Sussex 361 (89.5 overs) and 364 (92.5 overs) – 22 points
Leicestershire 245 (65 overs) and 258 (78.1 overs) – 3 points
Sussex win by 222 runs
Sussex eased the pain of their points deduction with an emphatic 222-run victory over Leicestershire in a successful start to their Rothesay County Championship season.
Ollie Robinson’s team arrived at Uptonsteel Grace Road, in Leicester, at a 12-point disadvantage compared with the other nine Division One counties.
The points penalty was a condition of the financial rescue package agreed with the England and Wales Cricket Board over the winter.
But after Leicestershire fell well short of the mammoth 481 last-innings target needed to pull off an unlikely win, Sussex took 22 points to climb out of the bottom two at the first attempt.
At 125-5 overnight, defeat for Leicestershire was only a matter of time. Stevie Eskinazi (54) and Ben Cox (60) shared a 103-run sixth-wicket stand to help keep the contest going beyond lunch.
Sussex, though, wrapped up the win by bowling the home side out for 258 in the fifth over of the afternoon, pace bowler Henry Crocombe taking 4-36 for match figures of 9-69.
It was a victory that their dominance of the match fully merited, after a century for Tom Clark and five wickets each for Robinson and Crocombe in the first innings.
In the second innings, Jack Carson and Tom Price, who enjoyed an excellent debut after his winter move from Gloucestershire, snuffed out any prospect of a Leicestershire fightback with a 119-run stand in the second innings.
Still 356 runs from their target when the fourth day began, Eskinazi and Cox put into practice exactly what the former had spoken of on the third evening, namely putting the expected result to one side and simply trying to win individual battles and build confidence.
Cox was badly dropped by James Coles at slip off Price on 26 in the fourth over of the morning as he and Eskinazi frustrated Sussex for almost an hour and a half before a breakthrough was made.
On a wicket now offering a degree of turn, albeit slow turn, they faced spinners Coles and Jack Carson in tandem for a dozen overs.
Even so, both notched their first half-centuries of the season, Eskinazi’s off 122 balls with eight fours, Cox more briskly, facing 82 balls and finding seven boundaries.
From the home side’s point of view, anticipating the fillip of a wicketless session, it was a disappointment that when Fynn Hudson-Prentice replaced Carson at the Bennett End, Eskinazi’s concentration lapsed for probably the first time.
The delivery came back in a little but Eskinazi’s response seemed to lack conviction and the ball deflected off an inside edge into the stumps.
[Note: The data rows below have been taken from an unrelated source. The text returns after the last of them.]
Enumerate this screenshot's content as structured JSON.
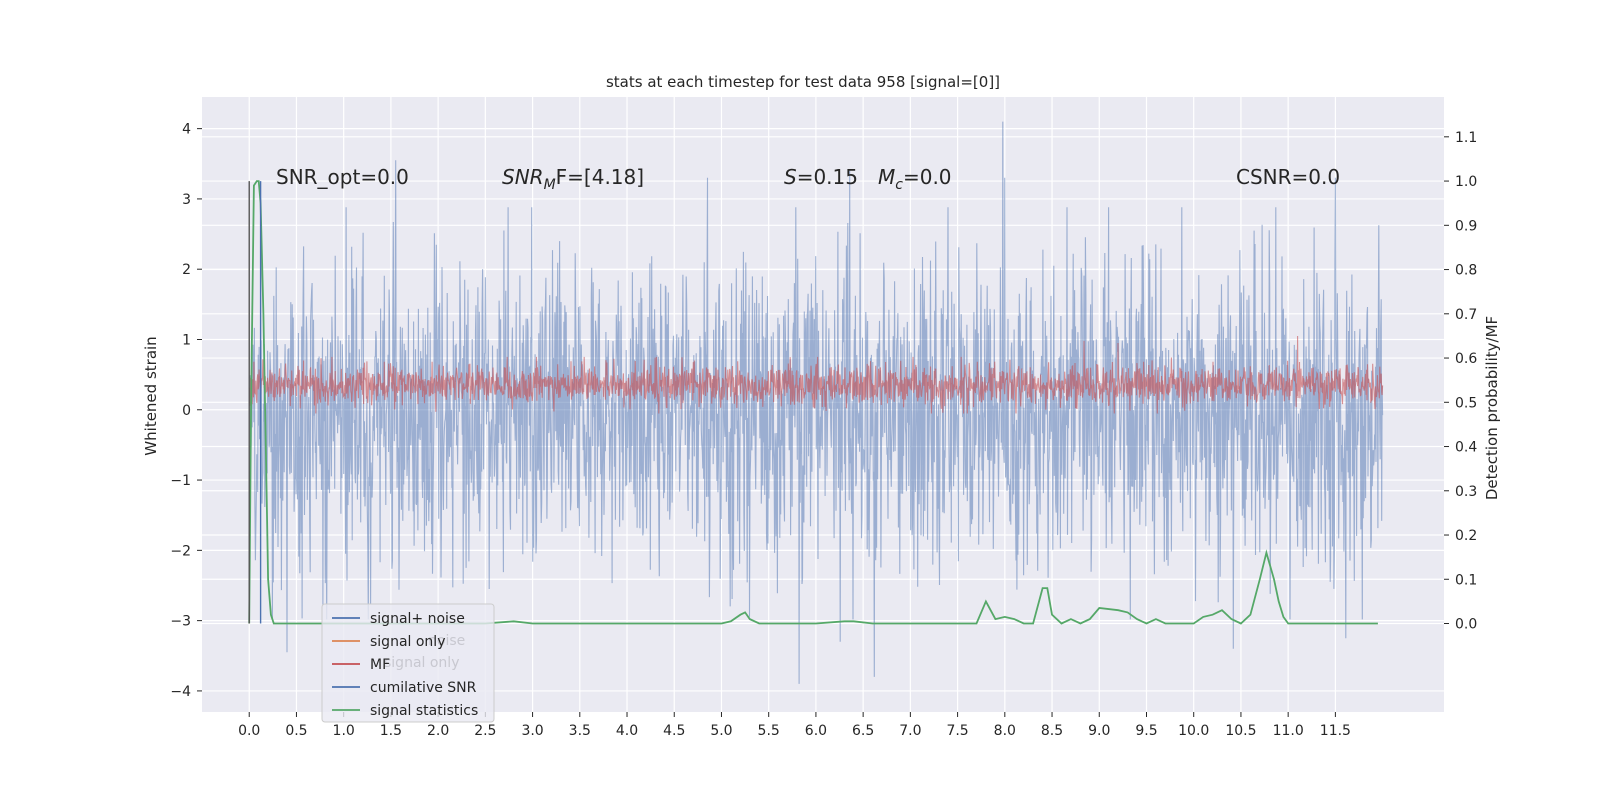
{
  "chart_data": {
    "type": "line",
    "title": "stats at each timestep for test data 958 [signal=[0]]",
    "xlabel": "",
    "ylabel": "Whitened strain",
    "ylabel_right": "Detection probability/MF",
    "xlim": [
      -0.5,
      12.65
    ],
    "ylim": [
      -4.3,
      4.45
    ],
    "ylim_right": [
      -0.2,
      1.19
    ],
    "x_ticks": [
      "0.0",
      "0.5",
      "1.0",
      "1.5",
      "2.0",
      "2.5",
      "3.0",
      "3.5",
      "4.0",
      "4.5",
      "5.0",
      "5.5",
      "6.0",
      "6.5",
      "7.0",
      "7.5",
      "8.0",
      "8.5",
      "9.0",
      "9.5",
      "10.0",
      "10.5",
      "11.0",
      "11.5"
    ],
    "y_ticks": [
      "−4",
      "−3",
      "−2",
      "−1",
      "0",
      "1",
      "2",
      "3",
      "4"
    ],
    "y_ticks_right": [
      "0.0",
      "0.1",
      "0.2",
      "0.3",
      "0.4",
      "0.5",
      "0.6",
      "0.7",
      "0.8",
      "0.9",
      "1.0",
      "1.1"
    ],
    "grid": true,
    "legend_placement": "lower-left",
    "legend": [
      {
        "label": "signal+ noise",
        "color": "#4c72b0"
      },
      {
        "label": "signal only",
        "color": "#dd8452"
      },
      {
        "label": "MF",
        "color": "#c44e52"
      },
      {
        "label": "cumilative SNR",
        "color": "#4c72b0"
      },
      {
        "label": "signal statistics",
        "color": "#55a868"
      }
    ],
    "legend_ghost": [
      "noise",
      "signal only"
    ],
    "annotations": {
      "snr_opt": "SNR_opt=0.0",
      "snr_mf_main": "SNR",
      "snr_mf_sub": "M",
      "snr_mf_rest": "F=[4.18]",
      "s_var": "S",
      "s_val": "=0.15",
      "mc_var": "M",
      "mc_sub": "c",
      "mc_val": "=0.0",
      "csnr": "CSNR=0.0"
    },
    "series": [
      {
        "name": "signal+ noise",
        "color": "#4c72b0",
        "opacity": 0.5,
        "x_range": [
          0.0,
          12.0
        ],
        "samples": 2400,
        "envelope": {
          "mean": 0.0,
          "typical_min": -2.6,
          "typical_max": 2.5
        },
        "peaks": [
          {
            "x": 7.98,
            "y": 4.1
          },
          {
            "x": 8.0,
            "y": 3.3
          },
          {
            "x": 6.36,
            "y": 3.4
          },
          {
            "x": 1.55,
            "y": 3.55
          },
          {
            "x": 11.5,
            "y": 3.3
          },
          {
            "x": 4.85,
            "y": 3.3
          },
          {
            "x": 5.82,
            "y": -3.9
          },
          {
            "x": 6.62,
            "y": -3.8
          },
          {
            "x": 0.4,
            "y": -3.45
          },
          {
            "x": 10.42,
            "y": -3.4
          },
          {
            "x": 6.26,
            "y": -3.3
          },
          {
            "x": 11.61,
            "y": -3.25
          }
        ]
      },
      {
        "name": "MF",
        "color": "#c44e52",
        "opacity": 0.6,
        "x_range": [
          0.0,
          12.0
        ],
        "samples": 2400,
        "envelope": {
          "mean": 0.3,
          "typical_min": 0.0,
          "typical_max": 0.7
        },
        "peaks": [
          {
            "x": 9.2,
            "y": 0.95
          },
          {
            "x": 11.1,
            "y": 1.05
          },
          {
            "x": 8.84,
            "y": 0.98
          }
        ]
      },
      {
        "name": "signal statistics",
        "color": "#55a868",
        "axis": "right",
        "x": [
          0.0,
          0.02,
          0.05,
          0.08,
          0.1,
          0.12,
          0.15,
          0.18,
          0.2,
          0.23,
          0.26,
          0.3,
          0.4,
          0.6,
          1.0,
          2.0,
          2.5,
          2.8,
          3.0,
          4.0,
          5.0,
          5.1,
          5.2,
          5.25,
          5.3,
          5.4,
          6.0,
          6.3,
          6.4,
          6.6,
          7.0,
          7.5,
          7.7,
          7.8,
          7.9,
          8.0,
          8.1,
          8.2,
          8.3,
          8.4,
          8.45,
          8.5,
          8.6,
          8.7,
          8.8,
          8.9,
          9.0,
          9.2,
          9.3,
          9.4,
          9.5,
          9.6,
          9.7,
          9.8,
          10.0,
          10.1,
          10.2,
          10.25,
          10.3,
          10.4,
          10.5,
          10.6,
          10.7,
          10.77,
          10.85,
          10.9,
          10.95,
          11.0,
          11.1,
          11.5,
          11.95
        ],
        "y": [
          0.0,
          0.5,
          0.99,
          1.0,
          1.0,
          0.95,
          0.7,
          0.35,
          0.1,
          0.02,
          0.0,
          0.0,
          0.0,
          0.0,
          0.0,
          0.0,
          0.0,
          0.005,
          0.0,
          0.0,
          0.0,
          0.005,
          0.02,
          0.025,
          0.01,
          0.0,
          0.0,
          0.005,
          0.005,
          0.0,
          0.0,
          0.0,
          0.0,
          0.05,
          0.01,
          0.015,
          0.01,
          0.0,
          0.0,
          0.08,
          0.08,
          0.02,
          0.0,
          0.01,
          0.0,
          0.01,
          0.035,
          0.03,
          0.025,
          0.01,
          0.0,
          0.01,
          0.0,
          0.0,
          0.0,
          0.015,
          0.02,
          0.025,
          0.03,
          0.01,
          0.0,
          0.02,
          0.1,
          0.16,
          0.1,
          0.05,
          0.015,
          0.0,
          0.0,
          0.0,
          0.0
        ]
      },
      {
        "name": "cumilative SNR",
        "color": "#4c72b0",
        "axis": "right",
        "x": [
          0.12,
          0.12
        ],
        "y": [
          1.0,
          0.0
        ]
      },
      {
        "name": "signal only",
        "color": "#dd8452",
        "x": [],
        "y": []
      }
    ]
  }
}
The pair had added 103 in 36 overs, the best Leicestershire partnership of the contest. As often happens, though, one wicket brought another for Sussex, Hudson-Prentice tempting Cox into a pull that found Carson on the square-leg boundary.
Coles had Tom Scriven caught at leg slip but, on 244-8 at lunch, it was only a matter of how much longer Leicestershire could resist.
In the event, only four overs and one ball longer as Sam Wood was caught at gully fending off a Crocombe bouncer and Ben Green hooked to square leg.
Sussex had put down a marker in the first session of the opening day, punishing a depleted Leicestershire attack.
They were given early notice that, however impressive they were in winning the Division Two title last summer, there is little margin for error at the higher level.
Clark built on that flying start before Robinson and Crocombe combined to dismiss Leicestershire for 245 despite Australian Test opener Jake Weatherland’s 83 on debut.
Sussex take on Warwickshire at Hove next. They will be without pace bowler Dom Goodman, who also joined from Gloucestershire in the close season. He’s out for three months with a broken rib. Left-arm seamer Sean Hunt also faces a spell on the sidelines.